長い冬から一気に解き放たれ、4月の鎌倉は花にあふれている。はらはらと散り始めた桜はもちろん、お寺の境内のカイドウも、線路脇の小さな草花も、まさしくわが世の春の彩りだ。
4月6日の日曜には北鎌倉の建長寺で大花(だいか)展が始まり、お釈迦様の誕生日を祝う降誕会(花祭り)の8日まで国宝の梵鐘(ぼんしょう)がある鐘楼や三門、仏殿、法堂などが見事な花で飾られた。出展者は流派、経歴、国籍を問わないということで、フラワーデザイナーの赤井勝さんの指導を受けた各国大使夫人の作品も見られた。
有名な漢詩に「花に嵐のたとえもあるさ」と名訳をつけたのは作家の井伏鱒二だっただろうか。

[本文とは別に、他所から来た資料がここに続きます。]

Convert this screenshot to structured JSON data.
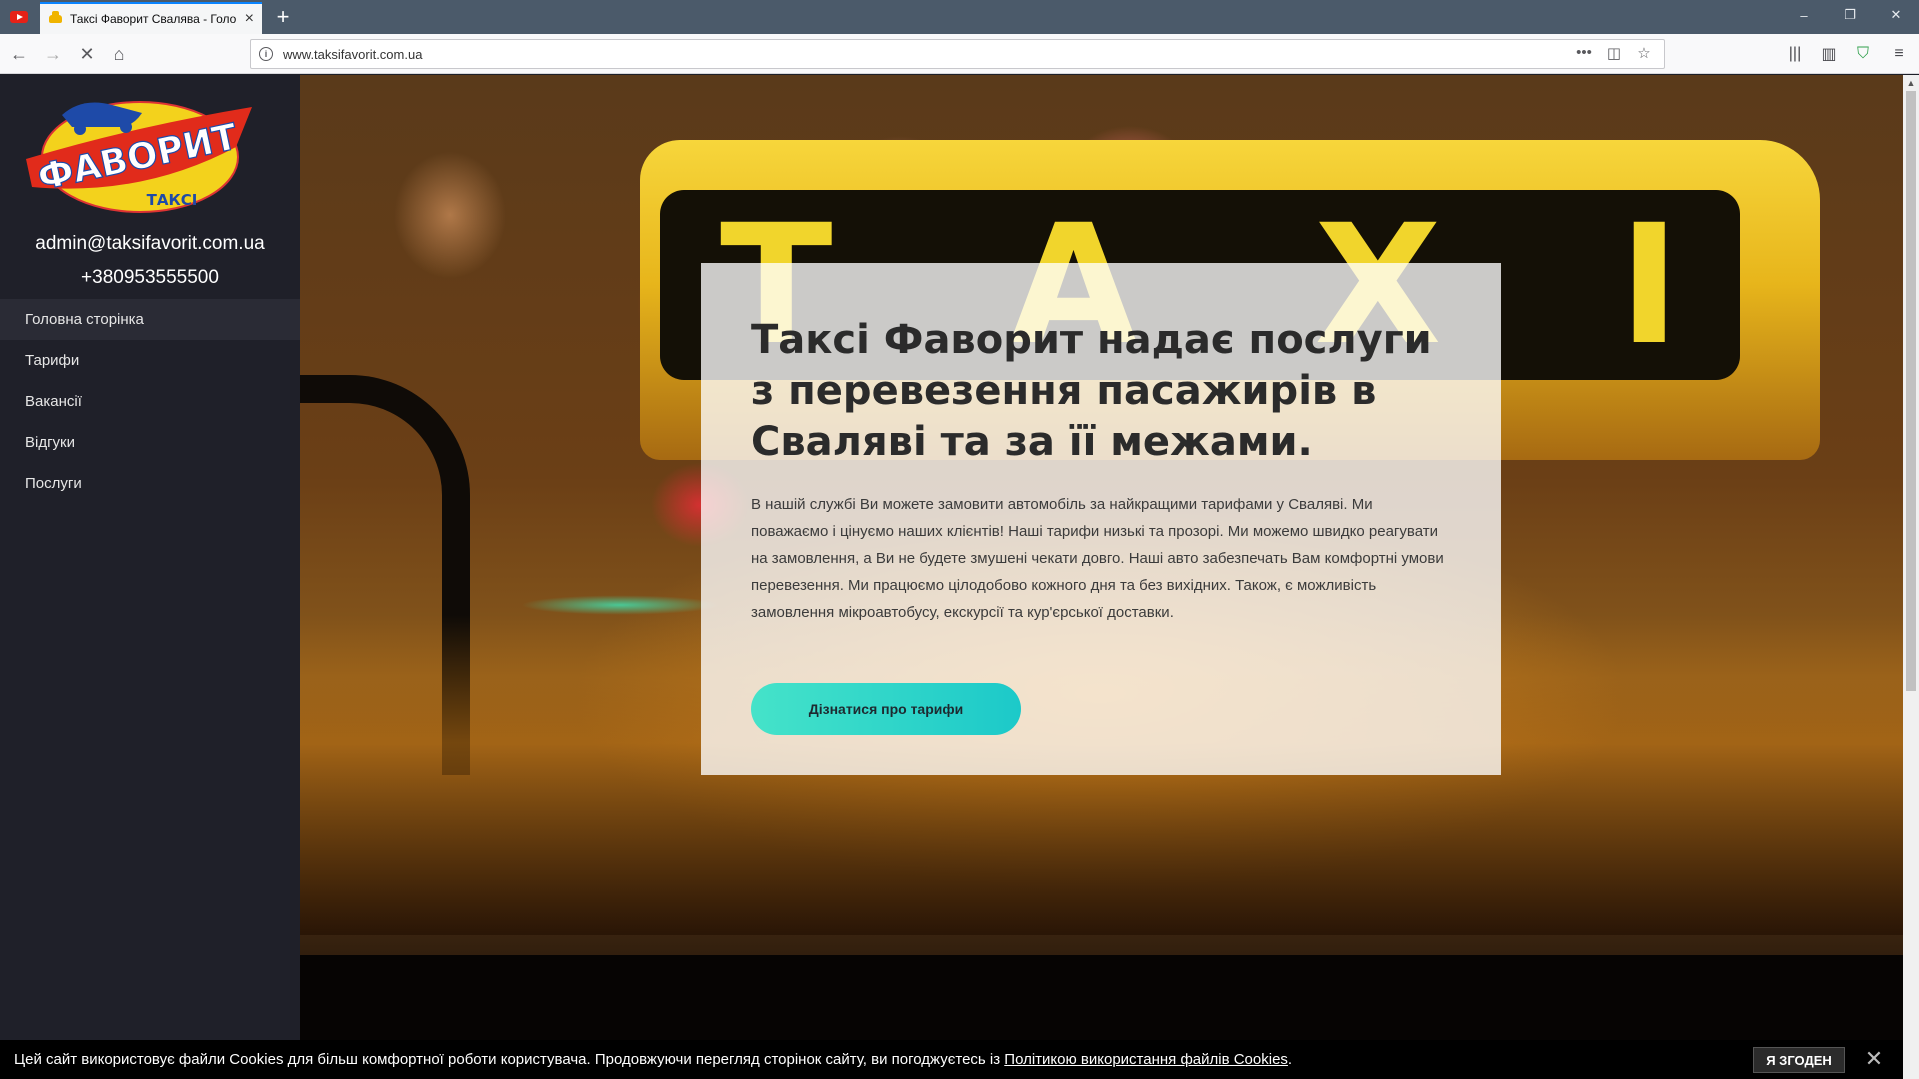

6日の午後もその「たとえ」の通り、お天気はめまぐるしく変わった。午前中の暖かい日差しが一転、にわかにかき曇ったかと思う間もなく、激しい雨がたたきつける。あわてて三門の下に駆け込み雨宿りをしていると、傍らの鐘楼で草月流の上原瑞光さんが活け込みを続けていた。